Regardless, MHD's latest offering is brilliant. It reveals a side of Mohamed Sylla we haven't seen through versatile and varied production. The album packs a mean punch, it's a lot to take in. Listeners are faced with recurring themes of life pre and post fame, adhering to what God is asking of him, the concept of being home as well as love. There are familiar guitar riffs and drums that call Africa to mind, blended with the usual trap beats that launched him to the spot he holds in French music.
MHD opens with an introduction on which Malian legend, Salif Keita, serenades the listener. It's the powerful equivalent of a call to prayer and commands whoever hears it to listen up. This story poignantly begins in Africa, the continent MHD has unwaveringly pledged allegiance to.
In "Encore," he raps, "Rester c'est le temps qui le dira, mais pour l'instant aucune envie de bouger de ma place" or "Staying, only time will tell, but right now, I don't want to leave my spot," while also saying, "Après la musique, on va kiffer encore," or "After the music, we'll still like it." He seems to be conflicted with the idea of leaving the industry but holds that, no matter what he decides to do, his music will always be enjoyed and celebrated.
In "Rouler" he alludes to the end of a two-year adventure and affirms he has succeeded. The familiar "Bravo" affirms "Le petit prince est devenu roi" or "The little prince has become a king." "Papalé" is dedicated to MHD's father. It echoes, "Papa a pris de l'âge, j'ai rien vu passer. Après tant d'années rien n'a changé, Papa papa papa papaléeeeee." It touches upon how often we don't notice our parents aging.

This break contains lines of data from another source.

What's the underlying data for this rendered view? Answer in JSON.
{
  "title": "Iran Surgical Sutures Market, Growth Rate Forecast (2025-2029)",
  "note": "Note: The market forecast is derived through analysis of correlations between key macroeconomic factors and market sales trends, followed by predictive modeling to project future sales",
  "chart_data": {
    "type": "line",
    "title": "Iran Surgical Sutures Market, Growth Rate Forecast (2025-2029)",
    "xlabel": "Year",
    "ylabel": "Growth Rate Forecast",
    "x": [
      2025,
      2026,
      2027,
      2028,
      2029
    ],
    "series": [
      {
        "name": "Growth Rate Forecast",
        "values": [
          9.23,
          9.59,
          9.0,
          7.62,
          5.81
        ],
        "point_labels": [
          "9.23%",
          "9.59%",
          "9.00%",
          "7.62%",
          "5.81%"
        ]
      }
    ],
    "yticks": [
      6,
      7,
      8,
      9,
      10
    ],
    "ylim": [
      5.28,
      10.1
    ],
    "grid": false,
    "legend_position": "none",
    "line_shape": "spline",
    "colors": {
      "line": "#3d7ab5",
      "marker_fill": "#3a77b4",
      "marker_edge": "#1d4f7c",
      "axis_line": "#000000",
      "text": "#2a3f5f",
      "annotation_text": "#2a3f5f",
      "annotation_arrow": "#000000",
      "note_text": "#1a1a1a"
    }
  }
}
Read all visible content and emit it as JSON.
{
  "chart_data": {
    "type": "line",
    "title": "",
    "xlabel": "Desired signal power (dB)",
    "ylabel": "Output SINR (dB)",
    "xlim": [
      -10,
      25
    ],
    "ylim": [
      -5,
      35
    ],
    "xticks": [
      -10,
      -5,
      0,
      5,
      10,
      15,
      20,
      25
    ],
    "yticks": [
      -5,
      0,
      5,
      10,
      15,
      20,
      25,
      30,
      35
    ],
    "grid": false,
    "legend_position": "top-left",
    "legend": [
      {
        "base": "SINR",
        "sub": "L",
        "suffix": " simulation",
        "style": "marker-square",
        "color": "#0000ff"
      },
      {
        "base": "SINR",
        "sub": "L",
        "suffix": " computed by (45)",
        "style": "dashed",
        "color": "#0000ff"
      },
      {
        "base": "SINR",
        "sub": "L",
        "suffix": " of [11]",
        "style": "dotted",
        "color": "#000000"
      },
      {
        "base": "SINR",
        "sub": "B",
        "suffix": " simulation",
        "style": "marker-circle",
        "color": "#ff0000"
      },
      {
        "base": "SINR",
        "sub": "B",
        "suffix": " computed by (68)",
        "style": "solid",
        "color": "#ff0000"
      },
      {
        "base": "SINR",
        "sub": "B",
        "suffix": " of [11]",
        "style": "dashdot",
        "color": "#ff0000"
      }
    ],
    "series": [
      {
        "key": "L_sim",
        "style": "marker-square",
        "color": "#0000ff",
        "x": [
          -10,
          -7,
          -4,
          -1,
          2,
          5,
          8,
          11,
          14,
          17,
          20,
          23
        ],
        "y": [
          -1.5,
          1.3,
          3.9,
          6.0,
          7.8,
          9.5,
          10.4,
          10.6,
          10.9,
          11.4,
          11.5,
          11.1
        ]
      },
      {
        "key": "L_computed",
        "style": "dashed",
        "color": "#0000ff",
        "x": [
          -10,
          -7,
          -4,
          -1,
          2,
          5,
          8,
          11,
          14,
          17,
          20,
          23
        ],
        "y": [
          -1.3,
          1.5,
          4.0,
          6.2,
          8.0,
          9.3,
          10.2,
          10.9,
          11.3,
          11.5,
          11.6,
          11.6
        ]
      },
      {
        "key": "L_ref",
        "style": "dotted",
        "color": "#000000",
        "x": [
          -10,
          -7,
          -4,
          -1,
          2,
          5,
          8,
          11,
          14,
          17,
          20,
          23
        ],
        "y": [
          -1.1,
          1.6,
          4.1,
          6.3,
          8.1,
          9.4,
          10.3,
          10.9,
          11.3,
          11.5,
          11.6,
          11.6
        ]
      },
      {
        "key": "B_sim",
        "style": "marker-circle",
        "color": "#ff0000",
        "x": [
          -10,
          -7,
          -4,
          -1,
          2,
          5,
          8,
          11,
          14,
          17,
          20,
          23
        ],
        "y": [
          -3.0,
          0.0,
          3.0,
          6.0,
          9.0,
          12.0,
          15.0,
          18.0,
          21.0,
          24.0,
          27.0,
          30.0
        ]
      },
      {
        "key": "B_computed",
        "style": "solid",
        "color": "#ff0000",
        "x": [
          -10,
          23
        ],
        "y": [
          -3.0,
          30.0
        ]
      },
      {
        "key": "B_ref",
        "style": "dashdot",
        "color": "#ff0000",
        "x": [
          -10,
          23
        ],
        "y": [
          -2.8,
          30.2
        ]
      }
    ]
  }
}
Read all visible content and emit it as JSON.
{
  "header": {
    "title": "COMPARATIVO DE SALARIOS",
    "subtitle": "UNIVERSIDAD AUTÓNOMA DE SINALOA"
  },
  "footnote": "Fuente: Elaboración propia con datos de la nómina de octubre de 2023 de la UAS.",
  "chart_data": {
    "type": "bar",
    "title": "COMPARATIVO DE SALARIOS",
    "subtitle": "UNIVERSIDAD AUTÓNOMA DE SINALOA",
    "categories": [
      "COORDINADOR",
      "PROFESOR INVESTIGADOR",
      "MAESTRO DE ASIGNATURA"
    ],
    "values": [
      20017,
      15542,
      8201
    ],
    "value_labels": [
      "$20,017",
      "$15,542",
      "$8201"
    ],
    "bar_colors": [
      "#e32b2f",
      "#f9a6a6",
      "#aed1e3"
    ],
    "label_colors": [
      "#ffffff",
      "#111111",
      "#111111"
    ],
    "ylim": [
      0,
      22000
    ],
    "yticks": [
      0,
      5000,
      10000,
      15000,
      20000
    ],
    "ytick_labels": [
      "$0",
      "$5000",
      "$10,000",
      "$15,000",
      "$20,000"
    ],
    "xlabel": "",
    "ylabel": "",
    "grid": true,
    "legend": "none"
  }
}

Who better than chart-topping Franco-Congolese singer Dadju to accompany MHD on his love song, "Bébé"? "Oh La la", "Samedi Dimanche" and "Porsche Panamera" are the ego-trip tracks comprised of the lyricism true MHD rap fans crave. "Moula Gang" was the final Afro-Trap in his 10 part series dedicated to his fans. Where songstress Yemi Alade is essential to "Aleo", Stefflon Don shines on "Senseless Ting."
"Moussa" highlights MHD's knack for poignant storytelling as he follows the life of a boy from his former realm of existence. "XIX," the last song on the album , leaves the audience on an emotional cliffhanger. It's retrospective in its walk through the artist's life before fame juxtaposed with his rapid rise to fame and everything that has transpired because of it. If his reign should end with this album, this is the perfect track to bid his kingdom adieu.
It's a relevatory open letter to his arrondissement, his family, who he once was, France, and Africa. If this ride has come to an end, it has been worth every minute. Only time will tell.